Tribunal Administratif de Nantes — Décision N° TA44-2302759

vendredi 29 septembre 2023

JuridictionTribunal Administratif de Nantes
SectionTribunal Administratif de Nantes
N° DossierTA44-2302759
TypeDécision
RecoursExcès de pouvoir
Formation4ème Chambre
Avocat requérantMOUTEL

Texte intégral

Vu la procédure suivante :

Par une requête enregistrée le 23 février 2023, M. B C, représenté par Me Moutel, doit être regardé comme demandant au tribunal :

1°) d'annuler l'arrêté du 19 septembre 2022 par lequel le préfet de la Sarthe a refusé de lui délivrer un titre de séjour, l'a obligé à quitter le territoire français dans un délai de trente jours et a fixé le pays de destination ;

2°) d'enjoindre au préfet de la Sarthe, à titre principal, de lui délivrer un titre de séjour pour raison de santé dans un délai de quinze jours à compter du jugement à intervenir, à titre subsidiaire, de lui délivrer une autorisation provisoire de séjour lui permettant de rester en France pendant l'examen des demandes d'asile de son épouse et de sa fille, à défaut, de procéder au réexamen de sa situation dans un délai de deux mois à compter de la notification du jugement à intervenir et de lui délivrer, dans l'un et l'autre cas, dans l'attente de ce réexamen, une autorisation provisoire de séjour ;

3°) de mettre à la charge de l'Etat la somme de 1 500 euros au profit de son conseil qui renoncera, dans cette hypothèse, à percevoir la somme correspondant à la part contributive de l'Etat au titre de l'aide juridictionnelle, en application des articles 37 de la loi du 10 juillet 1991 et L. 761-1 du code de justice administrative.

Il soutient que :

En ce qui concerne la décision portant refus de délivrance de titre de séjour :

- elle est entachée d'incompétence de son signataire ;

- elle est entachée d'erreur d'appréciation au regard des dispositions de l'article L. 425-9 du code de l'entrée et du séjour des étrangers et du droit d'asile dès lors que le préfet a estimé qu'il pourrait bénéficier effectivement d'un traitement approprié dans le pays dont il est originaire ;

- le préfet s'est cru en situation de compétence liée ;

- elle est entachée d'une erreur manifeste d'appréciation des conséquences qu'elle est susceptible d'avoir sur sa situation personnelle ;

En ce qui concerne la décision portant obligation de quitter le territoire français :

- l'illégalité de la décision portant refus de titre de séjour entraîne, par voie de conséquence, l'illégalité de la décision portant obligation de quitter le territoire français ;

- elle méconnaît les dispositions du 9° de l'article L. 611-3 du code de l'entrée et du séjour des étrangers et du droit d'asile ;

- elle méconnaît les stipulations de l'article 8 de la convention européenne de sauvegarde des droits de l'homme et des libertés fondamentales ;

- elle méconnaît les stipulations du 1 de l'article 3 de la convention internationale relative aux droits de l'enfant ;

En ce qui concerne la décision fixant le pays de renvoi :

- l'illégalité de la décision portant refus de titre de séjour et de la décision portant obligation de quitter le territoire français entraîne, par voie de conséquence, l'illégalité de la décision fixant le pays de renvoi ;

- elle méconnaît les stipulations de l'article 3 de la convention européenne de sauvegarde des droits de l'homme et des libertés fondamentales et le dernier alinéa de l'article L. 721-4 du code de l'entrée et du séjour des étrangers et du droit d'asile.
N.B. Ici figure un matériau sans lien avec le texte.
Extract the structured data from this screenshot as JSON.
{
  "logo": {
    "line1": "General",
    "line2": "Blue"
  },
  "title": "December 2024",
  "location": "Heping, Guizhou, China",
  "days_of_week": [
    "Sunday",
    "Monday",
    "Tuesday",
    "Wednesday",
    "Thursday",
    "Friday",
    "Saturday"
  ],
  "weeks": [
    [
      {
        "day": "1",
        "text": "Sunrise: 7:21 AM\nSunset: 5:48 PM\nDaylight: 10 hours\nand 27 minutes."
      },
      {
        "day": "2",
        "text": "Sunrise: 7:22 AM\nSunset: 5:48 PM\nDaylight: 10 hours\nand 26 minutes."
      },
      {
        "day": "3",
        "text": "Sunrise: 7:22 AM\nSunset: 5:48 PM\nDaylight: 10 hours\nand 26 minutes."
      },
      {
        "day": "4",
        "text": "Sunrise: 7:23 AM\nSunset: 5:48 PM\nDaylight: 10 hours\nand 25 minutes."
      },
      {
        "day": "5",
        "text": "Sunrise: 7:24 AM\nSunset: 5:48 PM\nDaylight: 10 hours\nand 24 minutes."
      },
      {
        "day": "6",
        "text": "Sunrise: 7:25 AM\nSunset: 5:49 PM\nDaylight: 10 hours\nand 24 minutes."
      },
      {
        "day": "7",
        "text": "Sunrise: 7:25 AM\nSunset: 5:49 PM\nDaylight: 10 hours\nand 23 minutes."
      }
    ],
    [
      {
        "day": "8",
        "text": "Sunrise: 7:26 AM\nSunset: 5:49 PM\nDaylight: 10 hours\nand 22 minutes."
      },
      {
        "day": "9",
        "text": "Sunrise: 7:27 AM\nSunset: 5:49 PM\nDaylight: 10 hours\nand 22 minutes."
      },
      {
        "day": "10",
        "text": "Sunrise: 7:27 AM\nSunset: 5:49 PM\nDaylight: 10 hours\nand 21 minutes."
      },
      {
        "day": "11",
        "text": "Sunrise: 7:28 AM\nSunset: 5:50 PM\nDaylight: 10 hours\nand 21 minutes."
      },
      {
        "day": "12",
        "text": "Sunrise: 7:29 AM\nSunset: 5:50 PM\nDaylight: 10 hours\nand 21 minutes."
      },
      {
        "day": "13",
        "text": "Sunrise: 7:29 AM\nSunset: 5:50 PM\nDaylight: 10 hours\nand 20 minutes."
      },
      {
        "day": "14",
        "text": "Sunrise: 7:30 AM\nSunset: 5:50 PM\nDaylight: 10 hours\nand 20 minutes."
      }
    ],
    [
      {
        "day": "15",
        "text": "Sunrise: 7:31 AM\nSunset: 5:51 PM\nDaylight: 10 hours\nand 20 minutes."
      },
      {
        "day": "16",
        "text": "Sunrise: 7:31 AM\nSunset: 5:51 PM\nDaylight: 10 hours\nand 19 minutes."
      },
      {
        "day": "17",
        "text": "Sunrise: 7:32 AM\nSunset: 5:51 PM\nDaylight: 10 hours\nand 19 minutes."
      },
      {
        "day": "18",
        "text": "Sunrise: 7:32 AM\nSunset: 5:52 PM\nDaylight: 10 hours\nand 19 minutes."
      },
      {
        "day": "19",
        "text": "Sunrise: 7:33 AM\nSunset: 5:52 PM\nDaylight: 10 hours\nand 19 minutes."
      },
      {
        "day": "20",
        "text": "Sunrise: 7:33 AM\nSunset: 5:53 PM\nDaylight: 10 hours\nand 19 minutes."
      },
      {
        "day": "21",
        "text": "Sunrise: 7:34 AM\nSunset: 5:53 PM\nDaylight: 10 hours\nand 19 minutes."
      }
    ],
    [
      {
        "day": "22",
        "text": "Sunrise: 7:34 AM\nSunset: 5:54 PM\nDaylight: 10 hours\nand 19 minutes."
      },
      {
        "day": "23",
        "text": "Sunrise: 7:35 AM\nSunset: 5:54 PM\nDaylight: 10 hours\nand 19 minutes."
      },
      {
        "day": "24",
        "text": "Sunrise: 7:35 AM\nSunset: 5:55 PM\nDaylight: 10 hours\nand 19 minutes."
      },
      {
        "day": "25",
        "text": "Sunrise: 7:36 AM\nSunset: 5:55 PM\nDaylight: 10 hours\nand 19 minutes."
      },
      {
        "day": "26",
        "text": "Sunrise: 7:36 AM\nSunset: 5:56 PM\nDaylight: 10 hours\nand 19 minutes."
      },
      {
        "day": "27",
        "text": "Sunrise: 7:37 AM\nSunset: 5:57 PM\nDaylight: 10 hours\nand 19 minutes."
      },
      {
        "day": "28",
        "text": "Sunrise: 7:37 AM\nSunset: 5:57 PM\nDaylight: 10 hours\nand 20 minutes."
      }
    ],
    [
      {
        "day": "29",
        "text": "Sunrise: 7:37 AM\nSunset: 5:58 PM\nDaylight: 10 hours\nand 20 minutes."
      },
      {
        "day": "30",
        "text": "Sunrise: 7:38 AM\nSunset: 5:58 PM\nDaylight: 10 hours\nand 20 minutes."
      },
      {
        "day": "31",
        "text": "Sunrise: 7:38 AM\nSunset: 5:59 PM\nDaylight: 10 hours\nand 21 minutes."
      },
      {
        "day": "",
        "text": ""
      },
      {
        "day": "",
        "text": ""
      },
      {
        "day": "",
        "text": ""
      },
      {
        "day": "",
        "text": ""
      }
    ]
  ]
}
Par un mémoire de défense, enregistré le 21 août 2023, le préfet de la Sarthe conclut au rejet de la requête.

Il fait valoir que les moyens soulevés par le requérant ne sont pas fondés.

M. C a été admis au bénéfice de l'aide juridictionnelle totale par une décision du 21 juin 2023.

Vu les autres pièces du dossier.

Vu :

- la convention européenne de sauvegarde des droits de l'homme et des libertés fondamentales ;

- la convention internationale relative aux droits de l'enfant ;

- le code de l'entrée et du séjour des étrangers et du droit d'asile ;

- la loi n°91-647 du 10 juillet 1991 et le décret n°2020-1717 du 28 décembre 2020 ;

- le code de justice administrative.

La présidente de la formation de jugement a dispensé le rapporteur public, sur sa proposition, de prononcer des conclusions à l'audience.

Les parties ont été régulièrement averties du jour de l'audience.

Le rapport de Mme Benoist a été entendu au cours de l'audience publique.

Considérant ce qui suit :

1. M. C, ressortissant arménien, né le 2 décembre 1977, est entré en France en 2021. Sa demande de reconnaissance du statut de réfugié a été rejetée par une décision du 14 février 2022 de l'Office français de protection des réfugiés et apatrides (OFPRA), confirmée par une ordonnance de la Cour nationale du droit d'asile (CNDA) en date du 30 juin 2022. Par un courrier en date du 18 octobre 2021, M. C a sollicité du préfet de la Sarthe son admission au séjour pour des raisons de santé. Sa demande a été rejetée par un arrêté du 19 septembre 2022 portant en outre obligation de quitter le territoire français dans un délai de trente jours et fixant le pays à destination duquel il pourra être reconduit d'office lorsque le délai sera expiré. M. C demande l'annulation de cet arrêté.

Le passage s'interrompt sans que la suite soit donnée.